Da ich in den letzten Monaten des vorigen Jahrs nicht dazu gelangen konnte, Ihnen, mein theurer junger Freund, für die reichhaltigen Sendungen zu danken, so will ich wenigstens nicht weit in's neue Jahr hinein zaudern, sondern sogleich versichern, daß es mir sehr angenehm sey, wenn Sie Ihre Unterhaltungen aus der Ferne fortsetzen wollen. Da wir einmal bey persönlicher Unterhaltung den Grund zum besten Verständniß gelegt; so wird es denn eher möglich, auch von weitem sich über Gegenstände zu erklären, die bey ihrer Bedeutsamkeit einer klaren Darstellung sich sonst entziehen möchten. Sie haben mich durch Ihre Blätter wieder mannichfaltig angeregt, und einiges, was ich Ihnen zusagte, ist trotz mancher Hindernisse denn doch zu Stande gekommen.

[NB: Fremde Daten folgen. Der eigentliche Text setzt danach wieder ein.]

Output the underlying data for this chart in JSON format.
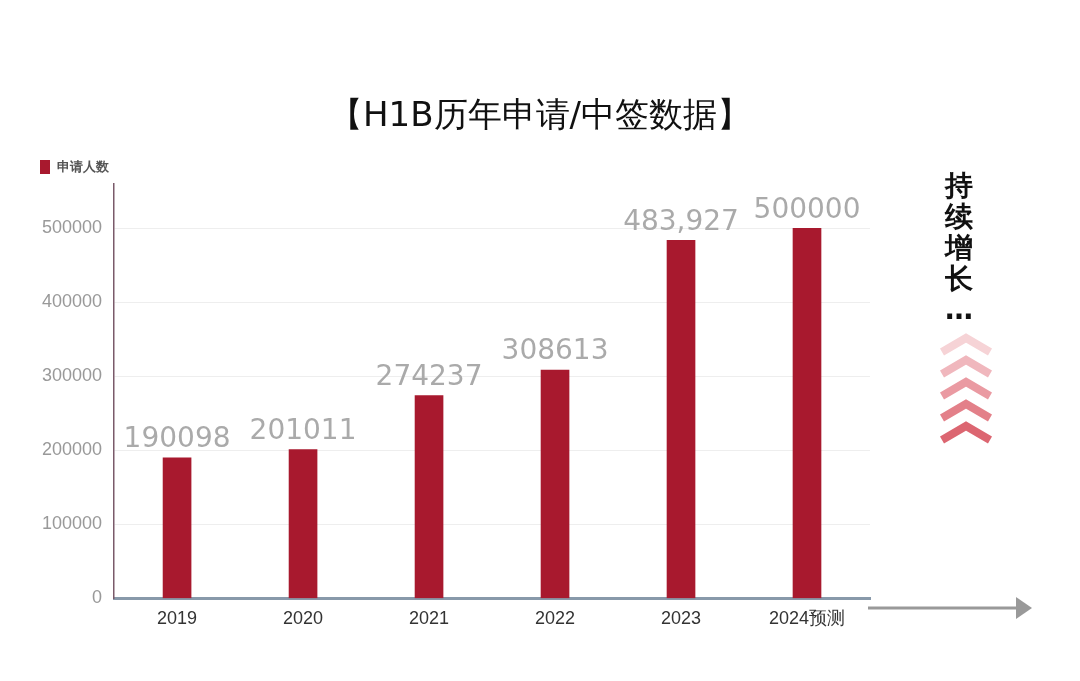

Der Auszug aller einzelnen Motive der Ilias, frisch durchgesehen, liegt bereit, um in einem der nächsten Hefte mitgetheilt zu werden. Dieses unschätzbare[95] Werk hat mich bey so naher und innigster Betrachtung wieder auf's neue in Erstaunen gesetzt. Wer es auch sey, der diese letzte Redaction, wie sie zu mir kommen ist, vollbracht hat, die Menschheit ist ihm sehr viel schuldig geworden. Bey dem Auszug fällt der Reichthum des Gehalts erst recht in die Augen, die von dem Glanz der Behandlung nicht geblendet sind. Neben dem Laconismus jedoch, dessen ich mich befleißigte, bin ich durch den Geist zu einem wunderbaren Unternehmen getrieben worden: die Gleichnisse ausführlich einzuschalten; dieß thut eine sehr erfreuliche Wirkung, weil eines Knochen- und Gliederwerk dadurch auf einmal belebt und bekleidet erscheint.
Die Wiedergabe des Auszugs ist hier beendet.